Hal-Hal yang Wajib Dipenuhi Penyelenggara P2P Lending di Indonesia

Setidaknya ada delapan kewajiban yang harus dipenuhi penyelenggara peer to peer lending di Indonesia.

Ilustrasi. Sumber Foto: InvestmentZen (www.investmentzen.com)

Dalam rangka peningkatan kualitas layanan peer to peer lending, ada beberapa hal yang wajib dipenuhi penyelenggara layanan tersebut. Hal ini diatur dalam Peraturan Otoritas Jasa Keuangan (POJK) Nomor 77/POJK.01/2016 tentang Layanan Pinjam Meminjam Uang Berbasis Teknologi Informasi (LPMUBTI).

Pertama, penyelenggara wajib menggunakan escrow account dan virtual account. Pasal 24 ayat (2) POJK mengatur bahwa penyelenggara wajib menyediakan virtual account bagi setiap pemberi pinjaman. Dalam rangka pelunasan pinjaman oleh penerima pinjaman dilakukan melalui pembayaran ke escrow account penyelenggara untuk diteruskan ke virtual account pemberi pinjaman. (Baca Juga: Mengenal Regulasi yang Mengatur Fintech di Indonesia).

Kedua, mewajibkan penyelenggara untuk menggunakan pusat data dan pusat pemulihan bencana. Pasal 25 POJK ini juga mewajibkan agar server ditempatkan di Indonesia. Penyelenggara perlu memenuhi standar minimum sistem teknologi informasi, pengelolaan risiko teknologi informasi, ketahanan terhadap gangguan dan kegagalan sistem, serta alih kelola sistem teknologi informasi.

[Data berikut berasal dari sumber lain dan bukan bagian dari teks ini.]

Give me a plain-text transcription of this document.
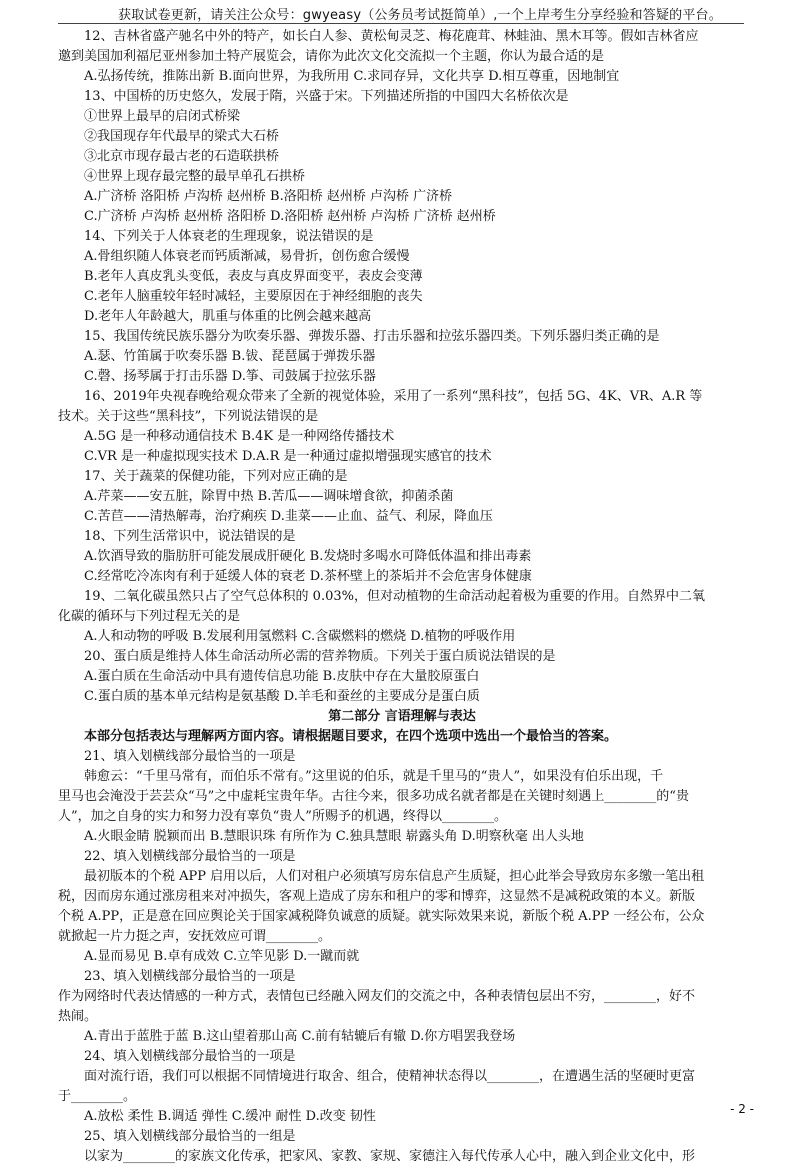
获取试卷更新，请关注公众号：gwyeasy（公务员考试挺简单）,一个上岸考生分享经验和答疑的平台。
12、吉林省盛产驰名中外的特产，如长白人参、黄松甸灵芝、梅花鹿茸、林蛙油、黑木耳等。假如吉林省应
邀到美国加利福尼亚州参加土特产展览会，请你为此次文化交流拟一个主题，你认为最合适的是
A.弘扬传统，推陈出新 B.面向世界，为我所用 C.求同存异，文化共享 D.相互尊重，因地制宜
13、中国桥的历史悠久，发展于隋，兴盛于宋。下列描述所指的中国四大名桥依次是
①世界上最早的启闭式桥梁
②我国现存年代最早的梁式大石桥
③北京市现存最古老的石造联拱桥
④世界上现存最完整的最早单孔石拱桥
A.广济桥 洛阳桥 卢沟桥 赵州桥 B.洛阳桥 赵州桥 卢沟桥 广济桥
C.广济桥 卢沟桥 赵州桥 洛阳桥 D.洛阳桥 赵州桥 卢沟桥 广济桥 赵州桥
14、下列关于人体衰老的生理现象，说法错误的是
A.骨组织随人体衰老而钙质渐减，易骨折，创伤愈合缓慢
B.老年人真皮乳头变低，表皮与真皮界面变平，表皮会变薄
C.老年人脑重较年轻时减轻，主要原因在于神经细胞的丧失
D.老年人年龄越大，肌重与体重的比例会越来越高
15、我国传统民族乐器分为吹奏乐器、弹拨乐器、打击乐器和拉弦乐器四类。下列乐器归类正确的是
A.瑟、竹笛属于吹奏乐器 B.钹、琵琶属于弹拨乐器
C.磬、扬琴属于打击乐器 D.筝、司鼓属于拉弦乐器
16、2019年央视春晚给观众带来了全新的视觉体验，采用了一系列“黑科技”，包括 5G、4K、VR、A.R 等
技术。关于这些“黑科技”，下列说法错误的是
A.5G 是一种移动通信技术 B.4K 是一种网络传播技术
C.VR 是一种虚拟现实技术 D.A.R 是一种通过虚拟增强现实感官的技术
17、关于蔬菜的保健功能，下列对应正确的是
A.芹菜——安五脏，除胃中热 B.苦瓜——调味增食欲，抑菌杀菌
C.苦苣——清热解毒，治疗痢疾 D.韭菜——止血、益气、利尿，降血压
18、下列生活常识中，说法错误的是
A.饮酒导致的脂肪肝可能发展成肝硬化 B.发烧时多喝水可降低体温和排出毒素
C.经常吃冷冻肉有利于延缓人体的衰老 D.茶杯壁上的茶垢并不会危害身体健康
19、二氧化碳虽然只占了空气总体积的 0.03%，但对动植物的生命活动起着极为重要的作用。自然界中二氧
化碳的循环与下列过程无关的是
A.人和动物的呼吸 B.发展利用氢燃料 C.含碳燃料的燃烧 D.植物的呼吸作用
20、蛋白质是维持人体生命活动所必需的营养物质。下列关于蛋白质说法错误的是
A.蛋白质在生命活动中具有遗传信息功能 B.皮肤中存在大量胶原蛋白
C.蛋白质的基本单元结构是氨基酸 D.羊毛和蚕丝的主要成分是蛋白质
第二部分 言语理解与表达
本部分包括表达与理解两方面内容。请根据题目要求，在四个选项中选出一个最恰当的答案。
21、填入划横线部分最恰当的一项是
韩愈云：“千里马常有，而伯乐不常有。”这里说的伯乐，就是千里马的“贵人”，如果没有伯乐出现，千
里马也会淹没于芸芸众“马”之中虚耗宝贵年华。古往今来，很多功成名就者都是在关键时刻遇上________的“贵
人”，加之自身的实力和努力没有辜负“贵人”所赐予的机遇，终得以________。
A.火眼金睛 脱颖而出 B.慧眼识珠 有所作为 C.独具慧眼 崭露头角 D.明察秋毫 出人头地
22、填入划横线部分最恰当的一项是
最初版本的个税 APP 启用以后，人们对租户必须填写房东信息产生质疑，担心此举会导致房东多缴一笔出租
税，因而房东通过涨房租来对冲损失，客观上造成了房东和租户的零和博弈，这显然不是减税政策的本义。新版
个税 A.PP，正是意在回应舆论关于国家减税降负诚意的质疑。就实际效果来说，新版个税 A.PP 一经公布，公众
就掀起一片力挺之声，安抚效应可谓________。
A.显而易见 B.卓有成效 C.立竿见影 D.一蹴而就
23、填入划横线部分最恰当的一项是
作为网络时代表达情感的一种方式，表情包已经融入网友们的交流之中，各种表情包层出不穷，________，好不
热闹。
A.青出于蓝胜于蓝 B.这山望着那山高 C.前有轱辘后有辙 D.你方唱罢我登场
24、填入划横线部分最恰当的一项是
面对流行语，我们可以根据不同情境进行取舍、组合，使精神状态得以________，在遭遇生活的坚硬时更富
于________。
A.放松 柔性 B.调适 弹性 C.缓冲 耐性 D.改变 韧性
25、填入划横线部分最恰当的一组是
以家为________的家族文化传承，把家风、家教、家规、家德注入每代传承人心中，融入到企业文化中，形
- 2 -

Ketiga, menjaga kerahasiaan data. Pasal 26 mewajibkan penyelenggara untuk menjaga kerahasiaan, keutuhan, dan ketersediaan data pribadi, data transaksi dan data keuangan yang dikelola sejak data diperoleh hingga data tersebut dimusnahkan. Setidaknya, data tersebut tersedia proses autentifikasi, verifikasi, dan validasi dalam mengakses, memproses, dan mengeksekusi data pribadi, transaksi, dan keuangan yang dikelola.

Selain itu, penyelenggara juga diminta untuk menyediakan media komunikasi lain selain sistem elektronik peer to peer lending untuk memastikan kelangsungan nasabah yang dapat berupa surat elektronik, call center, atau media komunikasi lainnya. (Baca Juga: Begini Pengaturan Layanan Peer to Peer Lending oleh OJK).

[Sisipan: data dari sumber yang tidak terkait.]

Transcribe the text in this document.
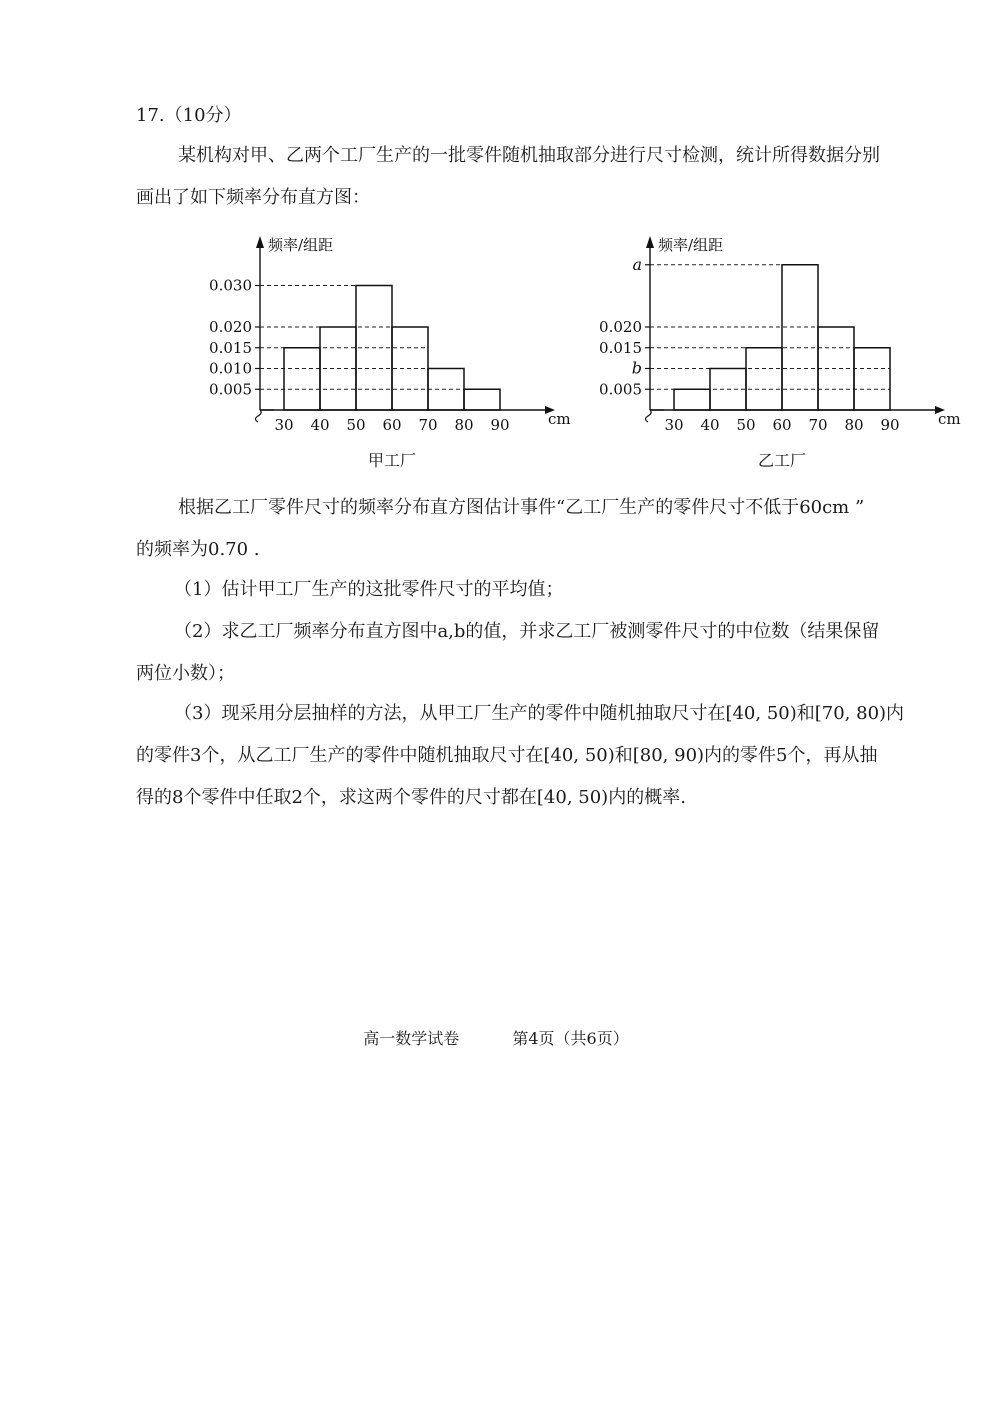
17.（10分）
某机构对甲、乙两个工厂生产的一批零件随机抽取部分进行尺寸检测，统计所得数据分别
画出了如下频率分布直方图：
频率/组距
cm
0.005
0.010
0.015
0.020
0.030
30 40 50 60 70 80 90
甲工厂
频率/组距
cm
0.005
b
0.015
0.020
a
30 40 50 60 70 80 90
乙工厂
根据乙工厂零件尺寸的频率分布直方图估计事件“乙工厂生产的零件尺寸不低于60cm ”
的频率为0.70 .
（1）估计甲工厂生产的这批零件尺寸的平均值；
（2）求乙工厂频率分布直方图中a,b的值，并求乙工厂被测零件尺寸的中位数（结果保留
两位小数）；
（3）现采用分层抽样的方法，从甲工厂生产的零件中随机抽取尺寸在[40, 50)和[70, 80)内
的零件3个，从乙工厂生产的零件中随机抽取尺寸在[40, 50)和[80, 90)内的零件5个，再从抽
得的8个零件中任取2个，求这两个零件的尺寸都在[40, 50)内的概率.
高一数学试卷	第4页（共6页）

Jika terjadi kegagalan dalam perlindungan kerahasiaan data pribadi, data transaksi, dan data keuangan yang dikelolanya, penyelenggara dapat memberitahukan secara tertulis kepada pemilik data pribadi, data transaksi, dan data keuangan tersebut memberitahukan secara tertulis kepada pemilik data pribadi, data transaksi, dan data keuangan tersebut.

Keempat, menyediakan rekam jejak audit. Pasal 27 POJK ini mengatur soal rekam jejak audit terhadap setiap kegiatan dalam sistem elektronik layanan pinjam meminjam uang berbasis teknologi informasi. OJK meminta penyelenggara untuk memastikan sistem elektronik mereka bisa dipergunakan untuk mendukung penyediaan rekam jejak audit. Hal itu terkait dengan keperluan pengawasan, penegakan hukum, penyelesaian sengketa, verifikasi, pengujian, dan pemeriksaan lainnya.

Kelima, berdasarkan Pasal 29 POJK, untuk perlindungan pemberi dan penerima pinjaman, penyelenggara wajib menerapkan prinsip: transparansi, perlakuan yang adil, keandalan, kerahasiaan dan keamanan data, dan penyelesaian sengketa pengguna secara sederhana cepat dan biaya terjangkau. (Baca Juga: Ini Syarat Minimal Bentuk Perjanjian Penyelenggaraan Peer to Peer Lending).

Keenam, Pasal 30 POJK ini menyebutkan penyelenggara wajib menyediakan dan/atau menyampaikan informasi terkini mengenai Layanan P2P Lending yang akurat, jujur, jelas, dan tidak menyesatkan. Informasi tersebut dituangkan dalam dokumen atau sarana lain yang dapat digunakan sebagai alat bukti.

Ketujuh, larangan penggunaan klausula baku. Pasal 36 POJK ini mengatur bahwa dalam hal terdapat perjanjian baku, maka perjanjian tersebut dilarang dibuat sepanjang mengatur: menyatakan pengalihan tanggung jawab atau kewajiban Penyelenggara kepada Pengguna; dan menyatakan bahwa Pengguna tunduk pada peraturan baru, tambahan, lanjutan dan/atau perubahan yang dibuat secara sepihak oleh penyelenggara dalam periode pengguna memanfaatkan layanan.

Kedelapan, penyelenggara wajib memiliki standar operasional prosedur (SOP). Pasal 36 POJK ini mengatur bahwa penyelenggara wajib memiliki standar prosedur operasional dalam melayani Pengguna yang dimuat dalam Dokumen Elektronik.